ADEN, Yemen, Feb. 3 (Xinhua) -- Representatives from Yemen's warring factions started talks aboard ship to discuss peace efforts in the Red Sea port city of Hodeidah on Sunday, a government official told Xinhua.
The government source, who asked to remain anonymous, said that representatives of the Saudi-backed government and the Houthi rebels at the Redeployment Coordination Committee (RCC) attended a meeting with presence of General Patrick Cammaert, the UN cease-fire chief monitor aboard a ship in Hodeidah province.
He said that key topics were discussed during the meeting including reopening main roads for humanitarian purposes and the reducing cease-fire violations as well as withdrawing Houthi rebels from the Hodeidah's ports.
Previous meetings were convened in Houthi-controlled city of Hodeidah but due to the tense security situation General Cammaert proposed holding a meeting aboard a ship in order to avoid gunfire attacks, according to local sources.
On Saturday, Yemen's government blamed the Houthi rebels of committing persistent and deliberate violations to Sweden's agreement on Hodeidah.
In a statement revealed by the state-run Saba news agency, the government said that until now, 970 Houthi cease-fire breaches have occurred in Hodeidah, killing 71 people and wounding 534 in 30 days.
The conflict in Yemen started in 2014 when the Houthi rebels overtook the capital Sanaa and forced the government into exile to Saudi Arabia. Since 2015, a Saudi-led coalition, backing the government, has been fighting the Houthis.

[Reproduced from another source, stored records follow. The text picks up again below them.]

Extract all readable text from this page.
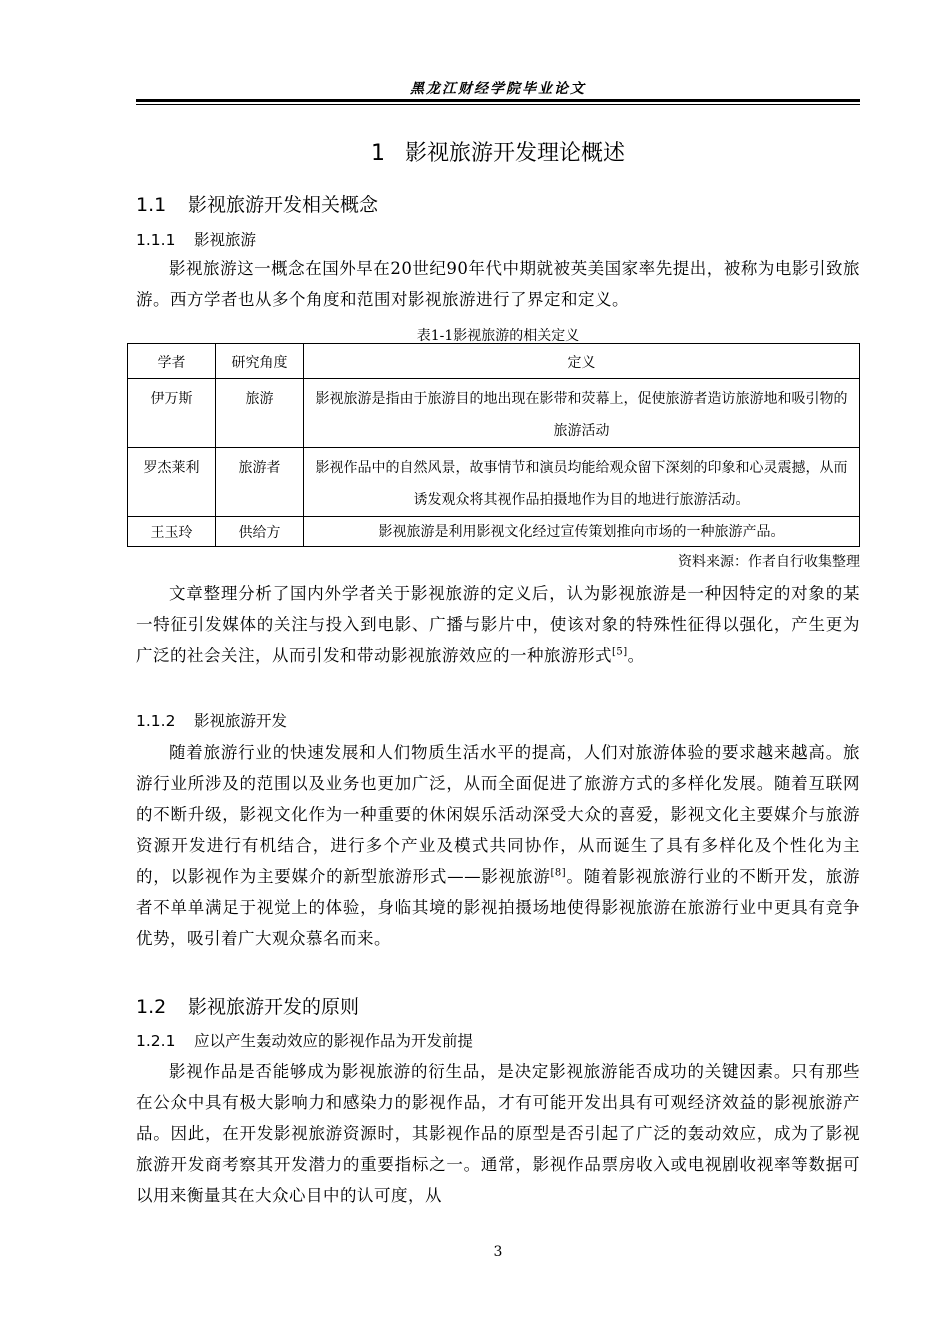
黑龙江财经学院毕业论文
1 影视旅游开发理论概述
1.1 影视旅游开发相关概念
1.1.1 影视旅游
影视旅游这一概念在国外早在20世纪90年代中期就被英美国家率先提出，被称为电影引致旅游。西方学者也从多个角度和范围对影视旅游进行了界定和定义。
表1-1影视旅游的相关定义
学者	研究角度	定义
伊万斯	旅游	影视旅游是指由于旅游目的地出现在影带和荧幕上，促使旅游者造访旅游地和吸引物的旅游活动
罗杰莱利	旅游者	影视作品中的自然风景，故事情节和演员均能给观众留下深刻的印象和心灵震撼，从而诱发观众将其视作品拍摄地作为目的地进行旅游活动。
王玉玲	供给方	影视旅游是利用影视文化经过宣传策划推向市场的一种旅游产品。
资料来源：作者自行收集整理
文章整理分析了国内外学者关于影视旅游的定义后，认为影视旅游是一种因特定的对象的某一特征引发媒体的关注与投入到电影、广播与影片中，使该对象的特殊性征得以强化，产生更为广泛的社会关注，从而引发和带动影视旅游效应的一种旅游形式[5]。
1.1.2 影视旅游开发
随着旅游行业的快速发展和人们物质生活水平的提高，人们对旅游体验的要求越来越高。旅游行业所涉及的范围以及业务也更加广泛，从而全面促进了旅游方式的多样化发展。随着互联网的不断升级，影视文化作为一种重要的休闲娱乐活动深受大众的喜爱，影视文化主要媒介与旅游资源开发进行有机结合，进行多个产业及模式共同协作，从而诞生了具有多样化及个性化为主的，以影视作为主要媒介的新型旅游形式——影视旅游[8]。随着影视旅游行业的不断开发，旅游者不单单满足于视觉上的体验，身临其境的影视拍摄场地使得影视旅游在旅游行业中更具有竞争优势，吸引着广大观众慕名而来。
1.2 影视旅游开发的原则
1.2.1 应以产生轰动效应的影视作品为开发前提
影视作品是否能够成为影视旅游的衍生品，是决定影视旅游能否成功的关键因素。只有那些在公众中具有极大影响力和感染力的影视作品，才有可能开发出具有可观经济效益的影视旅游产品。因此，在开发影视旅游资源时，其影视作品的原型是否引起了广泛的轰动效应，成为了影视旅游开发商考察其开发潜力的重要指标之一。通常，影视作品票房收入或电视剧收视率等数据可以用来衡量其在大众心目中的认可度，从
3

The security situation was further exacerbated after the coalition in June 2018 launched an operation to retake rebel-held Hodeidah, a strategic port city that had been handling some 70 percent of Yemen's imports of food.

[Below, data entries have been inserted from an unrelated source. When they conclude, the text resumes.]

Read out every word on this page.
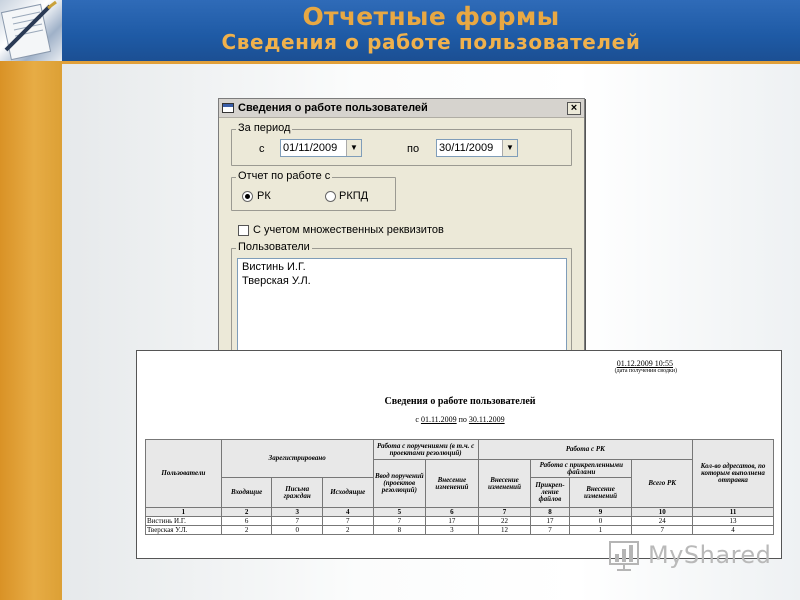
Отчетные формы
Сведения о работе пользователей
Сведения о работе пользователей	×
За период
с 01/11/2009	▼	по 30/11/2009	▼
Отчет по работе с
РК	РКПД
С учетом множественных реквизитов
Пользователи
Вистинь И.Г.
Тверская У.Л.
01.12.2009 10:55
(дата получения сводки)
Сведения о работе пользователей
с 01.11.2009 по 30.11.2009
Пользователи	Зарегистрировано			Работа с поручениями (в т.ч. с проектами резолюций)		Работа с РК				Кол-во адресатов, по которым выполнена отправка
				Ввод поручений (проектов резолюций)	Внесение изменений	Внесение изменений	Работа с прикрепленными файлами		Всего РК	
	Входящие	Письма граждан	Исходящие				Прикреп-ление файлов	Внесение изменений		
1	2	3	4	5	6	7	8	9	10	11
Вистинь И.Г.	6	7	7	7	17	22	17	0	24	13
Тверская У.Л.	2	0	2	8	3	12	7	1	7	4
MyShared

The fighting has spawned the world's worst humanitarian crisis and brought the poorest Arab country to the brink of famine.
Under the UN auspices, the warring parties reached a deal in Sweden in December 2018, which included a governorate-wide cease-fire of Hodeidah and the formation of the RCC to monitor withdrawal of troops by both the government and the Houthis in the area.
Shortly after, the UN Security Council authorized an advance team for 30 days to monitor and support the implementation of the deal.
Earlier in January, the UN Security Council adopted a resolution to establish a UN political mission for an initial period of six months to support the Hodeidah agreement.